My eyes blink, snapping pictures of those around me. There’s a doctor, I think, at the foot of my bed. Snap. Lindsay is curled up right next to me, gently touching my leg. Snap. My mother has that worried mother look in her eyes and it makes me remember just how strong she is. Snap. My dad is hunched over the foot of my bed near the doctors, a determined expression radiates from his eyes. The doctor speaks:

“Brett. You had a stroke after we performed surgery to remove your aneurysm.”

I digest the words, dissecting them and interpreting them at once is too difficult.

He’s talking to me. Something went wrong. Stroke, what is the word stroke? When was there a performance? I don’t remember that. I know I had surgery. And the last part of the sentence boggles my mind. They removed part of my brain, my aneurysm. Part of me is missing. An instant sadness wells up from inside, permeating itself throughout my body. I look back at the doctor.

“I… I don’t… get.”

That’s not at all what I was trying to say.

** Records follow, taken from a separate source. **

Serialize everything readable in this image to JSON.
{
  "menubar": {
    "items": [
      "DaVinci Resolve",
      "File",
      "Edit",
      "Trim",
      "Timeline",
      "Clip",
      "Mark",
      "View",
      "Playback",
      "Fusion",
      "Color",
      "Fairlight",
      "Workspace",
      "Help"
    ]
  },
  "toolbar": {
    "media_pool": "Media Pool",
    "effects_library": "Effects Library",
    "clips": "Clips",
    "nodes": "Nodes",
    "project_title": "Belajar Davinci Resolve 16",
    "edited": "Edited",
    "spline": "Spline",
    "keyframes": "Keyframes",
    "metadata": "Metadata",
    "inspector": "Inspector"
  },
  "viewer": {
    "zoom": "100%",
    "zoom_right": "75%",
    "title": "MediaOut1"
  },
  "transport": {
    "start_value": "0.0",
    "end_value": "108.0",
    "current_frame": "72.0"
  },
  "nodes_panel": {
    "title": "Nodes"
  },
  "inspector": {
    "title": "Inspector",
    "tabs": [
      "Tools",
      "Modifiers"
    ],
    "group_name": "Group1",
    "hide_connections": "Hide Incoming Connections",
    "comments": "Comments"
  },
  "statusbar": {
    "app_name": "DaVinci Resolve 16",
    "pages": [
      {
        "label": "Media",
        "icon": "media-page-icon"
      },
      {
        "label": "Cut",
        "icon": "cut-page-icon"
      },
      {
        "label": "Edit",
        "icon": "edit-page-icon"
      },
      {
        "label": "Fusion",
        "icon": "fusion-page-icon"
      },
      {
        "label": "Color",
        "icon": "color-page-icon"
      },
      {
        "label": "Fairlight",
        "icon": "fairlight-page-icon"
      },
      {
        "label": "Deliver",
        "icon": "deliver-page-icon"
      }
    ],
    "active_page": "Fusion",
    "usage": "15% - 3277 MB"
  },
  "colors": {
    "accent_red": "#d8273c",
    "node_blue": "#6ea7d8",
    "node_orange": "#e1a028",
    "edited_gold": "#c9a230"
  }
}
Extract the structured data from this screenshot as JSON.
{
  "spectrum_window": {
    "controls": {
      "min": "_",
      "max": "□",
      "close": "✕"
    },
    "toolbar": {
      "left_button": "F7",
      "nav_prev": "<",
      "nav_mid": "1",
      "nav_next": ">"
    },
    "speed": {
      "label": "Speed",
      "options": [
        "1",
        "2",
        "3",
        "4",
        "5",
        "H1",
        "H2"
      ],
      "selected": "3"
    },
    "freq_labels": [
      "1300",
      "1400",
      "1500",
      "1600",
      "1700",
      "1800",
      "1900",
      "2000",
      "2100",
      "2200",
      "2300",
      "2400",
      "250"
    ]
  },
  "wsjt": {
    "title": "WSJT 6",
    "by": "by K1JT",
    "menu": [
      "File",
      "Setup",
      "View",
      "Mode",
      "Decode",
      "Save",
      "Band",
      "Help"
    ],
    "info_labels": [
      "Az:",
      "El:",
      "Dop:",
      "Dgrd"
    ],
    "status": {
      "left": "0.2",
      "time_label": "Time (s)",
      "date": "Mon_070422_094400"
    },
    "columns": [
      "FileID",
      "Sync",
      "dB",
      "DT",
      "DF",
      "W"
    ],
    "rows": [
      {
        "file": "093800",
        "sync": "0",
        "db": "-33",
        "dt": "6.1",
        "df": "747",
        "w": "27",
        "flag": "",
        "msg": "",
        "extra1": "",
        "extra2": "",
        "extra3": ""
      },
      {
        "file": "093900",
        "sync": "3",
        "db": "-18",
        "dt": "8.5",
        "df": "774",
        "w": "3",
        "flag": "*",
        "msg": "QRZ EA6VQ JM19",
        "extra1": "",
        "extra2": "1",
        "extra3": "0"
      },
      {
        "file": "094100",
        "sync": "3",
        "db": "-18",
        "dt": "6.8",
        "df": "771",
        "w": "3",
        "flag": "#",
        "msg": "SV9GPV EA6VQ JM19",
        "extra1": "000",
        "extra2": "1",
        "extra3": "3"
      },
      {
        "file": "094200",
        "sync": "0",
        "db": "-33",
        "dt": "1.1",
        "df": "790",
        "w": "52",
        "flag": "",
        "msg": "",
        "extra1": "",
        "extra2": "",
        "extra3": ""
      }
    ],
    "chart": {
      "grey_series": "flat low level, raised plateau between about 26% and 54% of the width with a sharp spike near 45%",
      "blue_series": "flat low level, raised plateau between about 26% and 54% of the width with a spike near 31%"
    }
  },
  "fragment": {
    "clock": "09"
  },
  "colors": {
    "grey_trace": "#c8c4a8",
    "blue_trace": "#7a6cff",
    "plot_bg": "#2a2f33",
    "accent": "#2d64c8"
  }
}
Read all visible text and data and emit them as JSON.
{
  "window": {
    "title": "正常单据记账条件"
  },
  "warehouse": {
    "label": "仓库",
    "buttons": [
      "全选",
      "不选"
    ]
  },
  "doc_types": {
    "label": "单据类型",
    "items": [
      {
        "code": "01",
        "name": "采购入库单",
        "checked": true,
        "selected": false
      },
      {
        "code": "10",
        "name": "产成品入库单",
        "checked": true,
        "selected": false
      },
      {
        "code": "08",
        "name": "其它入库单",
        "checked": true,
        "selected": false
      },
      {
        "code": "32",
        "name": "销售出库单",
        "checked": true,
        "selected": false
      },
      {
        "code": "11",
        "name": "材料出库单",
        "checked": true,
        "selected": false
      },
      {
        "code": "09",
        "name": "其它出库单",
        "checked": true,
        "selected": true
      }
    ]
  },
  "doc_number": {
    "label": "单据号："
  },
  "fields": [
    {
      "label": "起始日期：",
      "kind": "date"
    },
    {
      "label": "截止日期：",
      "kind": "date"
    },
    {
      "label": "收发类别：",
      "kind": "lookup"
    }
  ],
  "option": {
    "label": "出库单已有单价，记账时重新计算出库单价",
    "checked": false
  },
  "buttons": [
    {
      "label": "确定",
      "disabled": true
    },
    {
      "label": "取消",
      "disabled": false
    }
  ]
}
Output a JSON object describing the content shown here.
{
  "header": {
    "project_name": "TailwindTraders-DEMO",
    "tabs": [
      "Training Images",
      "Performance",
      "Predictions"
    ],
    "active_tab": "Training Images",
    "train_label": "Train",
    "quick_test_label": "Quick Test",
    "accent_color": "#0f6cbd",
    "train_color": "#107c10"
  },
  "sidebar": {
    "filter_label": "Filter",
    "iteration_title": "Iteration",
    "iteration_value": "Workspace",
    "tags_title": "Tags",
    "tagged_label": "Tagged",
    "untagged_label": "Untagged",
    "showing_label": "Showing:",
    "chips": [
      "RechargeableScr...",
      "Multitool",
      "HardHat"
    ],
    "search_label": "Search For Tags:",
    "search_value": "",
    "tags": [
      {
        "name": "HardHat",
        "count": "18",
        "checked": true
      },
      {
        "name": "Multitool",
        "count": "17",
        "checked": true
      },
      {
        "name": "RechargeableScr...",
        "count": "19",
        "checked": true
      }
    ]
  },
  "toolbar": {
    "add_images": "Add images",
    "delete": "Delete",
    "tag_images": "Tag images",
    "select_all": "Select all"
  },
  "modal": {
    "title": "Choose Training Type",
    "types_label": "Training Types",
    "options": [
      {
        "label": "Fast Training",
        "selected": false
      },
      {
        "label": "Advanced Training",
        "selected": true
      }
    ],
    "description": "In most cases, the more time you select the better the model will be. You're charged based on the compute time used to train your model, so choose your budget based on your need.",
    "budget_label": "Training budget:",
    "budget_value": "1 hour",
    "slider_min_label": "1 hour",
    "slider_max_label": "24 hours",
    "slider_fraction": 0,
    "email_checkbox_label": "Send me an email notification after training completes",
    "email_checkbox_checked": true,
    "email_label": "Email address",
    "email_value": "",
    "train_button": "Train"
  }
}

Lindsay leans over closer towards me, rubbing life back into my cold body. She whispers the sentence back into my ear with 500x the amount of love that the doctor had. Each word is treated carefully, leaving her lips with passion and sincerity and the words flow gracefully and elegantly into my ear and make sense. I had a stroke. The word ‘stroke’ makes sense now. The folder for the word ‘stroke’ is tucked away, deep inside my brain, under blood and inflamed tissue, and dying neurons and cells. The word stroke comes back to me. My psychology classes come back to me and I can remember videos of the disabled elderly with speech problems and motor problems and memory problems. That’s me. I understand. But it’s a cold understanding. It’s the kind of understanding that sends shivers down your spine and creates a giant lump in the pit of your stomach. The kind of understanding you go through when a relative dies. The kind of understanding that is necessary for growth. The kind of understanding that you are simultaneously hurt by and proud to have conquered.

Lindsay leans over again and whispers something else in my ear:

“You…” She’s understanding too. “You lost motor function” She takes another second. “You lost function to the right side of your body Brett. But it’s going to be Ok. You have lots of love and positive energy and family and friends and the most amazing doctors and…”

She gets up and leaves the room. This is really hard on her. The doctors continue on with their words that I just can’t understand. They aren’t spoken with enough love.